Just wanted to share quickly that Qwen 2.5 Coder 32b was released yesterday and this is now my favorite model already for working with oTToDev. The 7b parameter version of Qwen 2.5 Coder has been around for a while, but this larger version is brand new and totally crushing it! I’d highly recommend giving it a shot if your machine is capable!
I’ll be making content around it this week. Also I’ll pin this post for the week since honestly this is a pretty big deal considering how well it is performing!
Here is a link to the model in the Ollama library:
Running a large language model like Qwen 2.5-Coder 32B on a laptop is likely to be challenging due to the significant computational and memory requirements of such models.
The RTX 4070 has 12GB of dedicated VRAM. While this is substantial, loading and running a 32B model would likely require more VRAM than is available. Even if you could fit the model into VRAM, the performance would likely be very slow. While the RTX 4070 and 16GB of RAM provide some capability for running large models, the combination of insufficient VRAM, limited system RAM, and the processor’s limitations make it impractical to run Qwen 2.5-Coder 32B on this setup. For practical use, you would likely need a more powerful system with at least 32GB of system RAM and a GPU with more VRAM, such as an RTX 3090 or RTX 4090. Alternatively, you could consider using cloud-based services that provide access to powerful GPUs and the necessary infrastructure to run such large models.
qwen coder 32b is a stretch for my M1 Max, so I decided to mess around with the 14b and 3b instruct models instead. According to the link @dsmflow posted, the instruct models compete fairly well against the larger base ones.

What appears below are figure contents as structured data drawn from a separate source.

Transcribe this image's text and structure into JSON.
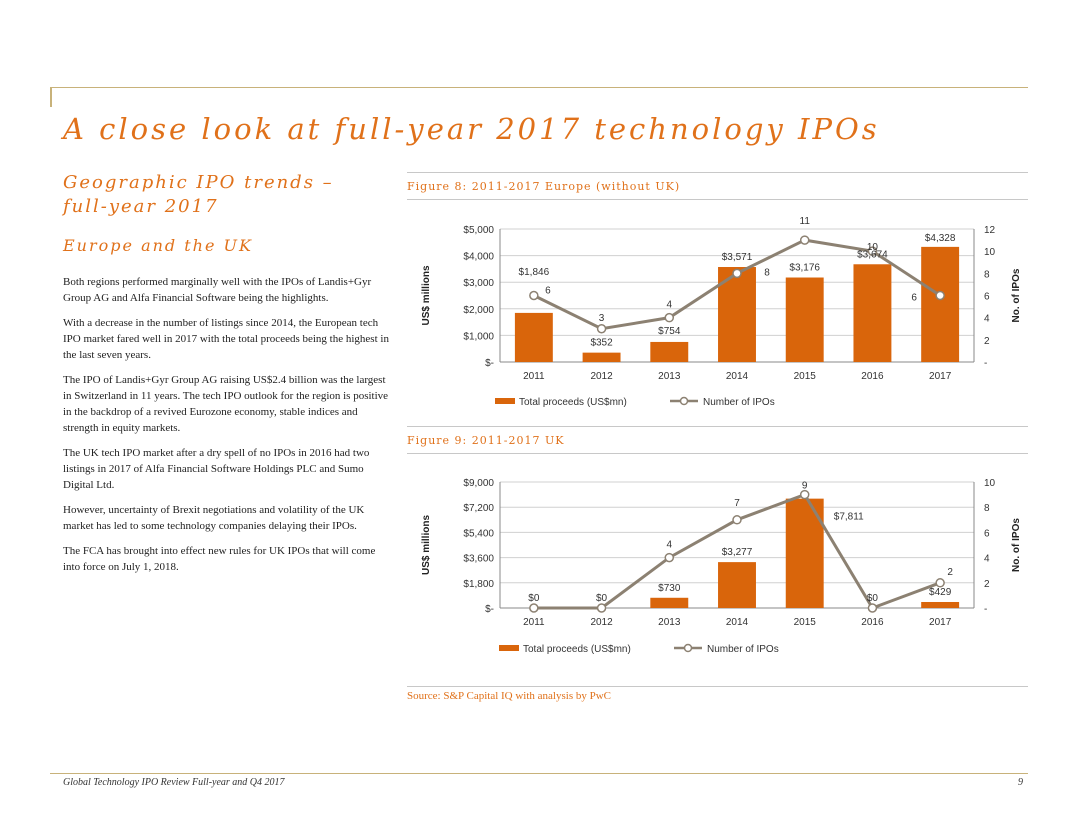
{
  "page": {
    "title": "A close look at full-year 2017 technology IPOs",
    "subtitle": "Geographic IPO trends – full-year 2017",
    "region_heading": "Europe and the UK",
    "paragraphs": [
      "Both regions performed marginally well with the IPOs of Landis+Gyr Group AG and Alfa Financial Software being the highlights.",
      "With a decrease in the number of listings since 2014, the European tech IPO market fared well in 2017 with the total proceeds being the highest in the last seven years.",
      "The IPO of Landis+Gyr Group AG raising US$2.4 billion was the largest in Switzerland in 11 years. The tech IPO outlook for the region is positive in the backdrop of a revived Eurozone economy, stable indices and strength in equity markets.",
      "The UK tech IPO market after a dry spell of no IPOs in 2016 had two listings in 2017 of Alfa Financial Software Holdings PLC and Sumo Digital Ltd.",
      "However, uncertainty of Brexit negotiations and volatility of the UK market has led to some technology companies delaying their IPOs.",
      "The FCA has brought into effect new rules for UK IPOs that will come into force on July 1, 2018."
    ],
    "source": "Source: S&P Capital IQ with analysis by PwC",
    "footer": "Global Technology IPO Review Full-year and Q4 2017",
    "page_number": "9"
  },
  "colors": {
    "accent": "#e0711a",
    "bar": "#d9650b",
    "line": "#8c8172"
  },
  "chart_data": [
    {
      "type": "bar+line",
      "figure_title": "Figure 8: 2011-2017 Europe (without UK)",
      "categories": [
        "2011",
        "2012",
        "2013",
        "2014",
        "2015",
        "2016",
        "2017"
      ],
      "series": [
        {
          "name": "Total proceeds (US$mn)",
          "kind": "bar",
          "axis": "left",
          "values": [
            1846,
            352,
            754,
            3571,
            3176,
            3674,
            4328
          ],
          "labels": [
            "$1,846",
            "$352",
            "$754",
            "$3,571",
            "$3,176",
            "$3,674",
            "$4,328"
          ]
        },
        {
          "name": "Number of IPOs",
          "kind": "line",
          "axis": "right",
          "values": [
            6,
            3,
            4,
            8,
            11,
            10,
            6
          ],
          "labels": [
            "6",
            "3",
            "4",
            "8",
            "11",
            "10",
            "6"
          ]
        }
      ],
      "ylabel": "US$ millions",
      "y2label": "No. of IPOs",
      "ylim": [
        0,
        5000
      ],
      "y2lim": [
        0,
        12
      ],
      "yticks": [
        0,
        1000,
        2000,
        3000,
        4000,
        5000
      ],
      "ytick_labels": [
        "$-",
        "$1,000",
        "$2,000",
        "$3,000",
        "$4,000",
        "$5,000"
      ],
      "y2ticks": [
        0,
        2,
        4,
        6,
        8,
        10,
        12
      ],
      "y2tick_labels": [
        "-",
        "2",
        "4",
        "6",
        "8",
        "10",
        "12"
      ],
      "legend": "bottom",
      "grid": true
    },
    {
      "type": "bar+line",
      "figure_title": "Figure 9: 2011-2017 UK",
      "categories": [
        "2011",
        "2012",
        "2013",
        "2014",
        "2015",
        "2016",
        "2017"
      ],
      "series": [
        {
          "name": "Total proceeds (US$mn)",
          "kind": "bar",
          "axis": "left",
          "values": [
            0,
            0,
            730,
            3277,
            7811,
            0,
            429
          ],
          "labels": [
            "$0",
            "$0",
            "$730",
            "$3,277",
            "$7,811",
            "$0",
            "$429"
          ]
        },
        {
          "name": "Number of IPOs",
          "kind": "line",
          "axis": "right",
          "values": [
            0,
            0,
            4,
            7,
            9,
            0,
            2
          ],
          "labels": [
            "",
            "",
            "4",
            "7",
            "9",
            "",
            "2"
          ]
        }
      ],
      "ylabel": "US$ millions",
      "y2label": "No. of IPOs",
      "ylim": [
        0,
        9000
      ],
      "y2lim": [
        0,
        10
      ],
      "yticks": [
        0,
        1800,
        3600,
        5400,
        7200,
        9000
      ],
      "ytick_labels": [
        "$-",
        "$1,800",
        "$3,600",
        "$5,400",
        "$7,200",
        "$9,000"
      ],
      "y2ticks": [
        0,
        2,
        4,
        6,
        8,
        10
      ],
      "y2tick_labels": [
        "-",
        "2",
        "4",
        "6",
        "8",
        "10"
      ],
      "legend": "bottom",
      "grid": true
    }
  ]
}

Jury’s out if that’s the case, but doing some testing against oTToDev this week to find out.
yeah, it’s still do that idk why
2-3 promts is okay, but then…of-of-of-of-of-of-of-of-of-of-of-of-of
maybe the problem on hyperbolic side, i used their api
upd.
it was hyperbolic
i changed base to DeepInfra and it works perfectly
15 prompts so far, there was a lot of errors that everyone is talking about (problems with loading previews, etc), but qwen fixed them all
Hey, how did you get to choose the provider? I tried setting it as staticModels in constants, but it doesn’t show in the list if the provider is any other than OpenRouter.
Seems weird that Hyperbolic would give worse results than other providers because DeepInfra and Fireworks have 33K context and 4K max output but Hyperbolic has 128K context and 8K output. The difference should be significant. Maybe it’s one of the next features of oTToDev – an interface to tune the model parameters and choose the provider?
@dinopio Did you install the default version that Ollama gives?
The default model is actually Q4 quantization so it’s not the actual full size of the model but still performs almost as well. I would make sure you are using that!